Where Does Yield Come From?
Centrifuge helps generate yield by tokenizing real-world assets (like loans or funds) using a central hub with connected spokes.
Investors deposit assets, mainly USDC stablecoin, into vaults on the connected spokes. These vaults accept two types of deposits:
- Instant (synchronous) flows: you get shares right away, suitable for liquid strategies.
- Request-based (asynchronous) flows: deposits and withdrawals go through a queue, approval, and pricing process, better for strategies that involve offchain steps.
The deposited funds are allocated to tokenized investment strategies. These include institutional treasuries, credit products, and index funds—for example, the Anemoy S&P 500 Index Fund, which is licensed from S&P Dow Jones Indices.
Yield comes from the underlying real-world assets. It can be:
- Interest payments
- Dividends
- Capital appreciation (value increase) of the institutional-grade assets.
Investors receive share tokens that represent their proportional ownership in these strategies. How yield is distributed depends on the vault design:
- Synchronous vaults mint shares instantly, ideal for onchain strategies that are liquid.
- Asynchronous vaults use a request-based flow, where deposits and redemptions are queued, approved, priced, and then fulfilled. This works well for real-world asset strategies that have offchain components.
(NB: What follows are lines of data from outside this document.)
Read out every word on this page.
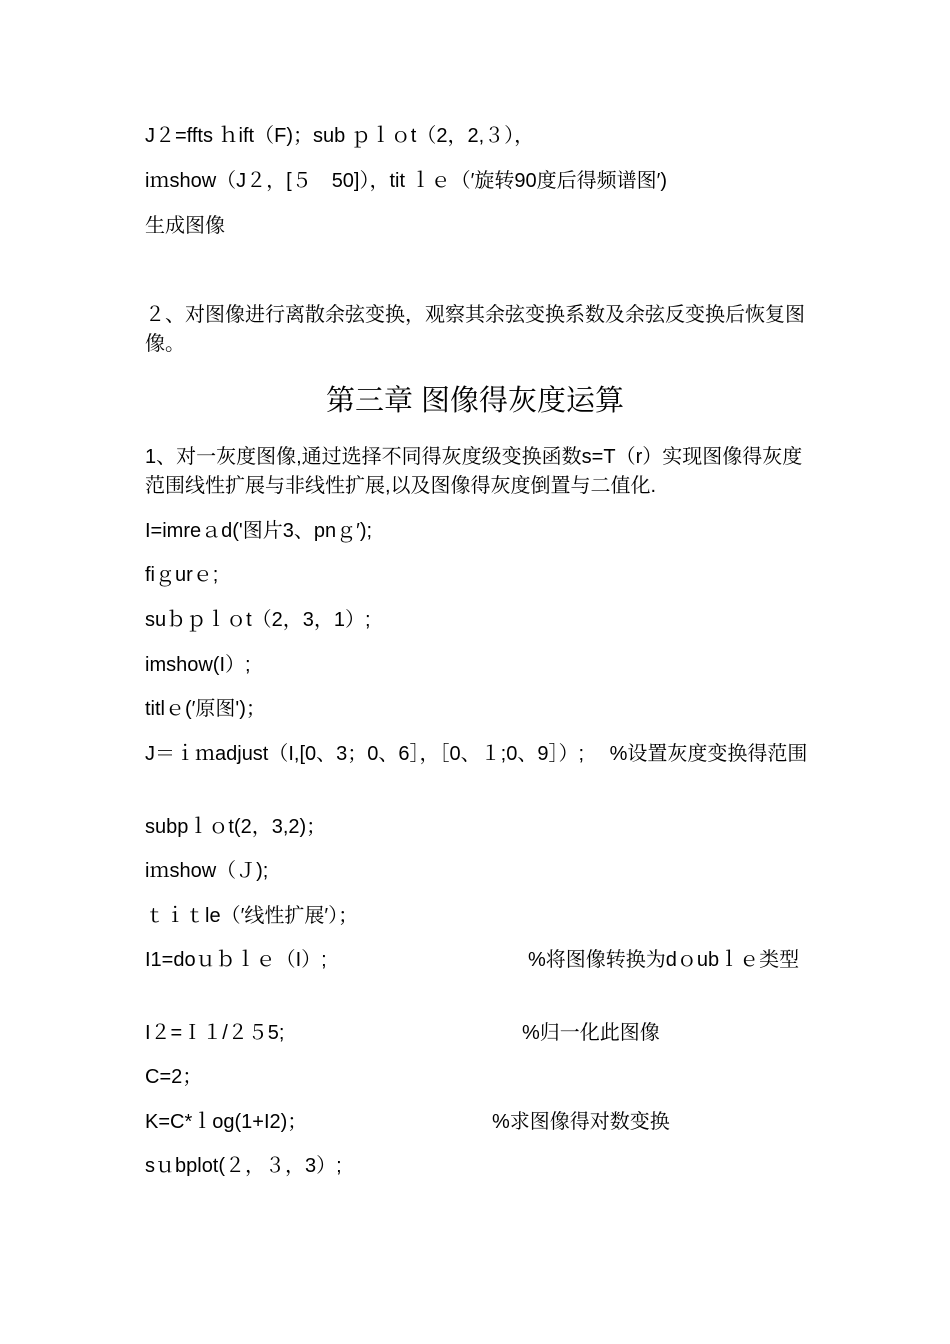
J２=ffts ｈift（F)；sub ｐｌｏt（2，2,３），

iｍshow（J２，[５　50]），tit ｌｅ（′旋转90度后得频谱图′)

生成图像

２、对图像进行离散余弦变换，观察其余弦变换系数及余弦反变换后恢复图像。

第三章 图像得灰度运算

1、对一灰度图像,通过选择不同得灰度级变换函数s=T（r）实现图像得灰度范围线性扩展与非线性扩展,以及图像得灰度倒置与二值化.

I=imreａd('图片3、pnｇ′);

fiｇurｅ;

suｂｐｌｏt（2，3，1）;

imshow(I）;

titlｅ(′原图')；

J＝ｉｍadjust（I,[0、3；0、6］，［0、１;0、9］）;　 %设置灰度变换得范围

subpｌｏt(2，3,2)；

iｍshow（Ｊ);

ｔｉｔle（′线性扩展′）；

I1=doｕｂｌｅ（I）;	%将图像转换为dｏubｌｅ类型
I２=Ｉ１/２５5;	%归一化此图像

C=2；

K=C*ｌog(1+I2)；	%求图像得对数变换

sｕbplot(２，３，3）;
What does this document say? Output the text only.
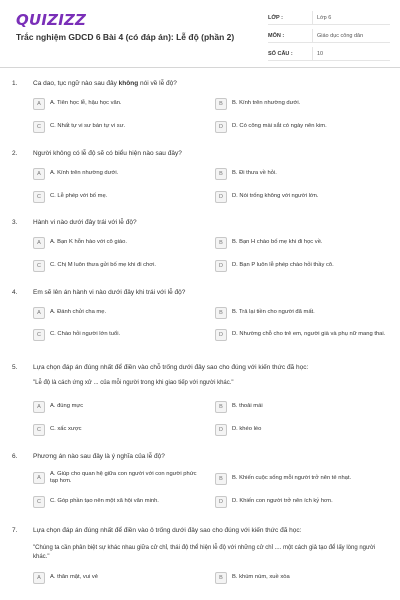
QUIZIZZ
Trắc nghiệm GDCD 6 Bài 4 (có đáp án): Lễ độ (phần 2)
LỚP :	Lớp 6
MÔN :	Giáo dục công dân
SỐ CÂU :	10
1. Ca dao, tục ngữ nào sau đây không nói về lễ độ?
A	A. Tiên học lễ, hậu học văn.	B	B. Kính trên nhường dưới.
C	C. Nhất tự vi sư bán tự vi sư.	D	D. Có công mài sắt có ngày nên kim.
2. Người không có lễ độ sẽ có biểu hiện nào sau đây?
A	A. Kính trên nhường dưới.	B	B. Đi thưa về hỏi.
C	C. Lễ phép với bố mẹ.	D	D. Nói trống không với người lớn.
3. Hành vi nào dưới đây trái với lễ độ?
A	A. Bạn K hỗn hào với cô giáo.	B	B. Bạn H chào bố mẹ khi đi học về.
C	C. Chị M luôn thưa gửi bố mẹ khi đi chơi.	D	D. Bạn P luôn lễ phép chào hỏi thầy cô.
4. Em sẽ lên án hành vi nào dưới đây khi trái với lễ độ?
A	A. Đánh chửi cha mẹ.	B	B. Trả lại tiền cho người đã mất.
C	C. Chào hỏi người lớn tuổi.	D	D. Nhường chỗ cho trẻ em, người già và phụ nữ mang thai.
5. Lựa chọn đáp án đúng nhất để điền vào chỗ trống dưới đây sao cho đúng với kiến thức đã học:
"Lễ độ là cách ứng xử ... của mỗi người trong khi giao tiếp với người khác."
A	A. đúng mực	B	B. thoải mái
C	C. xấc xược	D	D. khéo léo
6. Phương án nào sau đây là ý nghĩa của lễ độ?
A
A. Giúp cho quan hệ giữa con người với con người phức tạp hơn.	B	B. Khiến cuộc sống mỗi người trở nên tẻ nhạt.
C	C. Góp phần tạo nên một xã hội văn minh.	D	D. Khiến con người trở nên ích kỷ hơn.
7. Lựa chọn đáp án đúng nhất để điền vào ô trống dưới đây sao cho đúng với kiến thức đã học:
"Chúng ta cần phân biệt sự khác nhau giữa cử chỉ, thái độ thể hiện lễ độ với những cử chỉ .... một cách giả tạo để lấy lòng người khác."
A	A. thân mật, vui vẻ	B	B. khúm núm, xuề xòa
The platform also supports multi-asset vaults (using a standard called ERC-7575). This allows investors to deposit different types of assets while the capital is pooled for centralized management.
Tokenized real-world assets can be wrapped into special tokens called deRWA tokens. This makes them easier to use across various DeFi (decentralized finance) platforms. This opens up secondary yield opportunities—like lending them on markets such as Aave and Morpho, trading them on decentralized exchanges, or using them on other yield platforms.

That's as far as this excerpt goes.